Os eixos do plano – “Constitucional, Eficiente, Fraterno” – já apontam o tamanho do engodo. Com mais da metade do mandato executado, Bolsonaro é exatamente o avesso do que, oficialmente, documentou em seu plano. Instalou e mantém um governo reconhecidamente belicoso, que desafia as leis, e tem eficiência abaixo de zero.
Certo de que seus fiéis não iam se dar ao trabalho de ler um programa de governo, ele tascou na página 7 a defesa de uma “imprensa livre e independente”. O oposto da pregação cotidiana que faz contra jornais e jornalistas. Na 24 chega a usar a credibilidade da arqui-inimiga TV Globo para expor os números da violência no país e, em seguida, defender as armas de fogo.

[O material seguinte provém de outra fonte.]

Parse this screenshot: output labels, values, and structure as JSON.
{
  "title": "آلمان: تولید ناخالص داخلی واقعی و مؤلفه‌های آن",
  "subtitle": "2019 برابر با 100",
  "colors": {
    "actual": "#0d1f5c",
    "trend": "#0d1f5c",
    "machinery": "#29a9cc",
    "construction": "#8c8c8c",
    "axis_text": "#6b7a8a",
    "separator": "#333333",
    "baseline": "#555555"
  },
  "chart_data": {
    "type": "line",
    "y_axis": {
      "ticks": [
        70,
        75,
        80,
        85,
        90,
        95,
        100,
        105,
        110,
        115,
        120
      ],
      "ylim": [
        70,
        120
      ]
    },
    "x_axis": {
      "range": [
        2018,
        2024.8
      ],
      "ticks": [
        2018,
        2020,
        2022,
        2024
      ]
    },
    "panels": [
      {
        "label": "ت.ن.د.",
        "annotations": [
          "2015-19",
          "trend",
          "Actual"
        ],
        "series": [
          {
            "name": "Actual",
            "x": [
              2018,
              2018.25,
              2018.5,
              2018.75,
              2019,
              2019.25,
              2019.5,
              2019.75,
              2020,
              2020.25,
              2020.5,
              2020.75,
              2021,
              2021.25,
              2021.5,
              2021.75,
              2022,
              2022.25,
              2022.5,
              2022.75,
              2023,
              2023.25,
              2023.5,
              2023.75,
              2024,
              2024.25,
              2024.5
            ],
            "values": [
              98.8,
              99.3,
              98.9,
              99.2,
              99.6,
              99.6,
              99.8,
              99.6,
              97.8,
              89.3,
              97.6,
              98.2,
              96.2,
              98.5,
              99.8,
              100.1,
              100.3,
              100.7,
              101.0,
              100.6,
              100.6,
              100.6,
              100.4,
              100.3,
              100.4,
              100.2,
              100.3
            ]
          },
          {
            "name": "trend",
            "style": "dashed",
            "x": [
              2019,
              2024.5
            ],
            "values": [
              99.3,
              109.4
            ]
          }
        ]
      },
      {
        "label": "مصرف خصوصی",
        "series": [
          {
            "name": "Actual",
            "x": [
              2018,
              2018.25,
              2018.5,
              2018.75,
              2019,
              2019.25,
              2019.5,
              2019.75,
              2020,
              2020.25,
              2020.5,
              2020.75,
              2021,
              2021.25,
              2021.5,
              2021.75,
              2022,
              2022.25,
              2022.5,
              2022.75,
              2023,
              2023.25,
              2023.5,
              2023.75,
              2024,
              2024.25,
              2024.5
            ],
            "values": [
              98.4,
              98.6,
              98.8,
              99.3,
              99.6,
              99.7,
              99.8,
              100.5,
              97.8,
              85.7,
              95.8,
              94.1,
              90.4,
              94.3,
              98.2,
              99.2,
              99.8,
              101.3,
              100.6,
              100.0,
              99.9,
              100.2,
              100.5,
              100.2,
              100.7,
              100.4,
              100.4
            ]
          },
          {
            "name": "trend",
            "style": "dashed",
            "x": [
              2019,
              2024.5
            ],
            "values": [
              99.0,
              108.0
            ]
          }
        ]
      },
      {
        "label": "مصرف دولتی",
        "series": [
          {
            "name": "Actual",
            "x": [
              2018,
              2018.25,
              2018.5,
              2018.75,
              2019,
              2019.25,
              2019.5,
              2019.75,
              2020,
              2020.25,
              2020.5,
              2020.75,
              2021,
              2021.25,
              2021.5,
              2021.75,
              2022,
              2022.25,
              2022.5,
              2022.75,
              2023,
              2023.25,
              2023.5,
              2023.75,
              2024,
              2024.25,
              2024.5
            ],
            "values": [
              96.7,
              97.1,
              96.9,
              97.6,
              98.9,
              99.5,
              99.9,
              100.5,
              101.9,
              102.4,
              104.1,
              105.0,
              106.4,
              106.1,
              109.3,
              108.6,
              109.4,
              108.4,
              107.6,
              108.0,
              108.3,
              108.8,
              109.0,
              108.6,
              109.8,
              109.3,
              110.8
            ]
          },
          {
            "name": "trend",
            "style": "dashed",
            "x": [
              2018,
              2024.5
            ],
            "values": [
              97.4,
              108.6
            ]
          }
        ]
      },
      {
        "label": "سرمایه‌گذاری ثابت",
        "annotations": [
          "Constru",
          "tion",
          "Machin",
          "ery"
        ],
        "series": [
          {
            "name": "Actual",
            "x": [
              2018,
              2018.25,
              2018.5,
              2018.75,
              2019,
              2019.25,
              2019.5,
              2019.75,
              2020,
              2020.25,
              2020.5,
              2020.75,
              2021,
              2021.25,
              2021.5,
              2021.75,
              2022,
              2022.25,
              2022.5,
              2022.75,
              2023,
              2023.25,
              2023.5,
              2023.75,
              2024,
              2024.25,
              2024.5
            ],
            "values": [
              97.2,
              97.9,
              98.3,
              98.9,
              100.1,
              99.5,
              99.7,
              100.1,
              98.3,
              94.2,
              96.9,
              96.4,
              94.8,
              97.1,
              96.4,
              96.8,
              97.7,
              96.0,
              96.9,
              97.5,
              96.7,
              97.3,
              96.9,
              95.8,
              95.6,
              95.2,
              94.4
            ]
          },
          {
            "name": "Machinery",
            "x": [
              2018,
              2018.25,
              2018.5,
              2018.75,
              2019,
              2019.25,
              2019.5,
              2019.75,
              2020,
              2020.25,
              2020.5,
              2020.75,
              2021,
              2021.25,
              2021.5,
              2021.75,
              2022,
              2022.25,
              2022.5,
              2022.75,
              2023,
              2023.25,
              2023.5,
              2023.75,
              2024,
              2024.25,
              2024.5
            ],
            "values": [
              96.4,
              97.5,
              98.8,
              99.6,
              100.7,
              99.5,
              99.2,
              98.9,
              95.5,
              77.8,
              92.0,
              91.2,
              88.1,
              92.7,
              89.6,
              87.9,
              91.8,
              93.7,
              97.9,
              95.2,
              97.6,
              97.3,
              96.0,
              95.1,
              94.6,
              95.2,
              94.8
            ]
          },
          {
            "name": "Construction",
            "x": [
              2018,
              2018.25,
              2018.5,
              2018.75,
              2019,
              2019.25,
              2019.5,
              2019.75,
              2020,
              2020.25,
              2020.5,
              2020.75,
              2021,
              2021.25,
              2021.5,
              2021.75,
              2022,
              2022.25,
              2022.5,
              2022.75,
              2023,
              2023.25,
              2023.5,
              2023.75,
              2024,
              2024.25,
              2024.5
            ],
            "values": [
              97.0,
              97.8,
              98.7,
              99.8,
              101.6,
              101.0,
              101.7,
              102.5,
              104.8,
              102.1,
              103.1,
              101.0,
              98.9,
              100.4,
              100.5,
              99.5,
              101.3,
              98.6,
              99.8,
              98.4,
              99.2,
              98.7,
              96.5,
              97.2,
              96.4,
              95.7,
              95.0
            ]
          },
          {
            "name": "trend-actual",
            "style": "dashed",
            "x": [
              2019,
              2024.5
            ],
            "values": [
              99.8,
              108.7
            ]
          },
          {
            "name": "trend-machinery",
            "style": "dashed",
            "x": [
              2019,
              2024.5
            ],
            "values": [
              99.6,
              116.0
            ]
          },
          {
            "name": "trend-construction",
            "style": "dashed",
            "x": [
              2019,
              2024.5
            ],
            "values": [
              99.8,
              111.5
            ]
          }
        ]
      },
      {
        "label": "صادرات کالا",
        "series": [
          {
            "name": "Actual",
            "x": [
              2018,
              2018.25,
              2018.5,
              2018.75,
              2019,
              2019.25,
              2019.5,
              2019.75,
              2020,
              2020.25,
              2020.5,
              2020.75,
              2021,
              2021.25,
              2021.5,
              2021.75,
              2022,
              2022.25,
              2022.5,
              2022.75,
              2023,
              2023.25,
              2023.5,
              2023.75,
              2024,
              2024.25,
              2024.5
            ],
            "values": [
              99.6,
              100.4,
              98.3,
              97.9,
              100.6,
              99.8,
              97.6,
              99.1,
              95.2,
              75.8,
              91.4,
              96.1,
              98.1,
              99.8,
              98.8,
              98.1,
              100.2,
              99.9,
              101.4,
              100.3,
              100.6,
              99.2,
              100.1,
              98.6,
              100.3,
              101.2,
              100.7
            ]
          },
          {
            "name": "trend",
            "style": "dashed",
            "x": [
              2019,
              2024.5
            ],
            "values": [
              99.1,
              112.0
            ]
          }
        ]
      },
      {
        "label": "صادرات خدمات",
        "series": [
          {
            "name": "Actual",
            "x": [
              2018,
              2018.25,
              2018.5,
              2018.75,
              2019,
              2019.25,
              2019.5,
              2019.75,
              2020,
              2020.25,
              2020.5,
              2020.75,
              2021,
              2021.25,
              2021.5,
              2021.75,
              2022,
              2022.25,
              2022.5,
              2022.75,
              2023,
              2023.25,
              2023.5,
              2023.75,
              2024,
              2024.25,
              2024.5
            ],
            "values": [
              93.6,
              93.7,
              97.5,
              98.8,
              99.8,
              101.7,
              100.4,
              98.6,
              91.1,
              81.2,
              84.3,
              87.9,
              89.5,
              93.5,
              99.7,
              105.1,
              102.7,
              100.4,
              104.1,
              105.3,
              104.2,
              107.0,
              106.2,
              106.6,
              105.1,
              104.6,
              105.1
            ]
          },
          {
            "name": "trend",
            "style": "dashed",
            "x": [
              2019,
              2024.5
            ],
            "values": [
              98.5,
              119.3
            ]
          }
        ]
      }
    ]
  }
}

A ampliação do número de armas nas mãos de civis é um dos raríssimos itens em que Bolsonaro colocou vigor, ainda assim com decretos sujeitos a debates de constitucionalidade. Sua proposta de governo contemplava ainda a reforma da Previdência, que, mesmo com ele jogando contra, foi aprovada graças ao empenho e obstinação do então presidente da Câmara, deputado Rodrigo Maia (DEM-RJ).
O resto do plano é pura enganação, embuste mal ajambrado para cumprir tabela.
É quase inimaginável que a elite econômica do país tenha se embevecido com os chavões liberais do plano que previa redução do Estado, enxugamento da máquina, menos burocracia e racionalidade tributária, equilíbrio fiscal e privatizações em escala.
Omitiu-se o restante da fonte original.